Saberes fugaces

Ponerle título a una entrevista es todo un tema en el oficio del periodismo gráfico. (Escrito así parece que fuera una cuestión de importancia capital, pero no lo es. Casi nada en el periodismo lo es, pero si uno –que trabaja de eso- lo toma con semejante relatividad puede llegar a caer en la displicencia y hacer las cosas mal. Como en cualquier otro oficio). Uno de los atajos a los efectos de no enroscarse demasiado, es tomar una frase del entrevistado: “Ya he decidido que me voy a presentar a un segundo mandato” puede ser un gran título si el entrevistado fuera el Presidente de la Nación. Dicho por él tiene una contundencia que supera la mera enunciación de “El Presidente aseguró que irá por un nuevo mandato”.
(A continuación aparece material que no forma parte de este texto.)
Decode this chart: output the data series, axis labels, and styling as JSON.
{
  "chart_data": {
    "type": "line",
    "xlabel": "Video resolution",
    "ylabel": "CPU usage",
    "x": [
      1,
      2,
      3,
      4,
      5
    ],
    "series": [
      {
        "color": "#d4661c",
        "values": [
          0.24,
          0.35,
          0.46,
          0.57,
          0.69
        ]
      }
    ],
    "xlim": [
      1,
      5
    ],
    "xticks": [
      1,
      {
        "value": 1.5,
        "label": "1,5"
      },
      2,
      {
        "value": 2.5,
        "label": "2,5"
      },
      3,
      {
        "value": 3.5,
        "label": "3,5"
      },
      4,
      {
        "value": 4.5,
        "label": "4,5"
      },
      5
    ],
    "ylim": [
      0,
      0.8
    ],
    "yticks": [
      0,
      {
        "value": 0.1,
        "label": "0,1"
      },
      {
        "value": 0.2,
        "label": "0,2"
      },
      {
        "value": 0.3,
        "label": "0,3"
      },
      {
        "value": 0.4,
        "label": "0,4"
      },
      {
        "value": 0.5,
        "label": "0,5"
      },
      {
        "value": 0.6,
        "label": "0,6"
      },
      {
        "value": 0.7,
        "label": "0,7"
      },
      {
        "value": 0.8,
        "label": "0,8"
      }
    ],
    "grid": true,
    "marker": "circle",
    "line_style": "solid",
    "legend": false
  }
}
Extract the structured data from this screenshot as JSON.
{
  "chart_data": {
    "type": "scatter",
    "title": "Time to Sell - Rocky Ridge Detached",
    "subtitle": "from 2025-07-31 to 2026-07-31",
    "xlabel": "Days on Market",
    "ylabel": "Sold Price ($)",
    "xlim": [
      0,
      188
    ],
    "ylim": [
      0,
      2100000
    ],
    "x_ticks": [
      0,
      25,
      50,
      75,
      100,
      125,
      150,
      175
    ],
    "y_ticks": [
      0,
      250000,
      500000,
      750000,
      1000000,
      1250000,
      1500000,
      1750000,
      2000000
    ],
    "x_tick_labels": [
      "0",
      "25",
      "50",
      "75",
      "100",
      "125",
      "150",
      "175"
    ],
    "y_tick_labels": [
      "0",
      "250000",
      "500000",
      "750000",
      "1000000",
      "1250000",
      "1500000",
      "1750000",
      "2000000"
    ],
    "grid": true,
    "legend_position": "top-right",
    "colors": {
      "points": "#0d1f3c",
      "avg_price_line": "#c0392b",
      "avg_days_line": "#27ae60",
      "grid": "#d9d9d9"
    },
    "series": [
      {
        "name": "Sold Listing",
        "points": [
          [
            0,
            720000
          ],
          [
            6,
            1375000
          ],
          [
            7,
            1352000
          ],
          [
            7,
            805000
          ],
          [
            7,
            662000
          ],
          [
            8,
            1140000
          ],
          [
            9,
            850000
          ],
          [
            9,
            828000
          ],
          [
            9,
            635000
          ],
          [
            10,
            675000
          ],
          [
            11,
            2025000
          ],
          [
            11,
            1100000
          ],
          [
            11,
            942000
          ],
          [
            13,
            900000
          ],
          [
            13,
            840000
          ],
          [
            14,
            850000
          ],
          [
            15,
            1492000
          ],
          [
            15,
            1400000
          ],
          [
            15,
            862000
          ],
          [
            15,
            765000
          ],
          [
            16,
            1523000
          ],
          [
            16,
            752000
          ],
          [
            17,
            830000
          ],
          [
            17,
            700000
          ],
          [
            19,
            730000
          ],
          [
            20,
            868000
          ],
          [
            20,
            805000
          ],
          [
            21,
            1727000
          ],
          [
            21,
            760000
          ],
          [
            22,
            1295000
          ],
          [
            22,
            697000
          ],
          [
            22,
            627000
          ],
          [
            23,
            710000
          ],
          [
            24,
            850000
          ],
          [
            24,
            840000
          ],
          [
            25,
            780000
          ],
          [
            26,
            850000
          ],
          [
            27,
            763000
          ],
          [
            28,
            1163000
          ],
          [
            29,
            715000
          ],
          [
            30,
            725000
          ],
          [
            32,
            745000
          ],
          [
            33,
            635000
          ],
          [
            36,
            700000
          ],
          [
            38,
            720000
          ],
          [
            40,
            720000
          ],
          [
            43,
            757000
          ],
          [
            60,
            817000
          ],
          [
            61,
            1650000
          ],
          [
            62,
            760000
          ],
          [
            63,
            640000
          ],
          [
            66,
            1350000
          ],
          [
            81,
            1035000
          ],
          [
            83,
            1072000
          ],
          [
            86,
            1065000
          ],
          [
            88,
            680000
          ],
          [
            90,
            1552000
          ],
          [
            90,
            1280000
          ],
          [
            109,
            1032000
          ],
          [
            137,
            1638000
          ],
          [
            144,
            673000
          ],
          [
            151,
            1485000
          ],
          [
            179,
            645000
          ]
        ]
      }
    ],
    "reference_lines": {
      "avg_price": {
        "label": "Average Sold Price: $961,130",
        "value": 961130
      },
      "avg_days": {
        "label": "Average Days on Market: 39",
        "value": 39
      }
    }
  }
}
La política, en todos sus niveles y con casi todos sus protagonistas, suele ser bastante generosa en títulos textuales.
Lo mismo puede ocurrir si el entrevistado es un artista, músico, escritor, filósofo, etc. Pero a no ser que en la entrevista el protagonista se despache con una declaración de alto impacto (“El Aleph no lo escribí yo, sino uno de mis alumnos”, confesó Borges. Y ahí más que un título hubiéramos tenido una noticia. Un notición), es altamente probable que el periodista deba recurrir a una frase “profunda” de su entrevistado. Y ahí es cuando la cuestión adquiere sus particularidades. Porque si bien es cierto que el tipo dijo tal cosa, a veces la frase suelta –ni siquiera sacada de contexto, suelta- adquiere o bien una petulancia mayúscula o bien una estupidez tremenda. “Escribo porque mi alma no conoce otro lenguaje”. ¿Eh? Y capaz que el hombre acaba de lanzar la primera (y única) edición de un librito de poemas surgidos a la vera de un despecho amoroso. Y el lector –con gran tino- interpelará: ´y a este quien lo conoce… Aflojá un poco, Rubén Darío…´. Pero resulta que el ñato dijo semejante frase en el marco de un pensamiento que lleva a otro. Demasiado título en proporción a la entrevista y el entrevistado.
Por ejemplo, si alguien me entrevista y me pregunta por qué elegí trabajar de periodista, podría decir algo así: “Los periodistas no nos conformamos con saber algo: queremos saber todo”. Gran título, podría decirse. Pero lo primero que va a pensar el lector medianamente avispado es: “ah, claro, pero se terminan conformando con no saber nada”. Y dará en la tecla.
Porque en el fondo es la batalla que debemos dar todos los días quienes nos dedicamos a esta cosa: saber que no sabemos nada de nada. Si dejamos de dar esa batalla, estaremos ejerciendo mal nuestro oficio. Que no es otra cosa que contar. Y no se puede contar sin saber lo que se está contando.
Para contar la teoría de la relatividad tengo que saberla y entenderla. No digo recorrer todos los caminos por los que Einstein anduvo para elaborarla (porque para eso deberíamos ser físicos y no periodistas), pero sí conocerla y poder explicarla. Vale lo mismo para los deportes, la política, la economía, la cuestión de género, el ámbito judicial, etcétera.
Esta columna que escribo todos los días no es periodismo. No pretende serlo.
Pero algo del oficio se inmiscuye también en este espacio.
Desde hace ya algunas semanas quiero escribir sobre un pájaro que cada tarde, entre las siete y las ocho (a la hora en que comienza a anochecer), viene a cantar a mi casa. Pero no sé qué pájaro es. Y me parece que la columna no va a quedar ´cerrada´ sin ese dato. Entonces quiero saber. Para contar.
Ya he podido distinguir los trinos de diferentes especies como el benteveo, el gorrión, el hornero, la paloma... Aprendí también –leyendo y preguntando- que es en el anochecer y en el amanecer cuando la mayoría de los pájaros aprovechan para cantar (condición que no solo es de las aves: otros animales también lo hacen). Leí sobre urracas, mirlos, lechuzas…
Pero no sé cuál es ese pájaro que todas las tardes llega a mi casa (o quizás ha estado durante todo el día) y lanza un trino que es un lamento inquietante, perturbador. Como queriendo decir…
No quiero ser ornitólogo; me gusta hacer lo que hago. Pero sobre todo, me gustaría saber para poder escribir esa columna. Y luego, otra.
Un saber tan fugaz como ese canto de atardecer.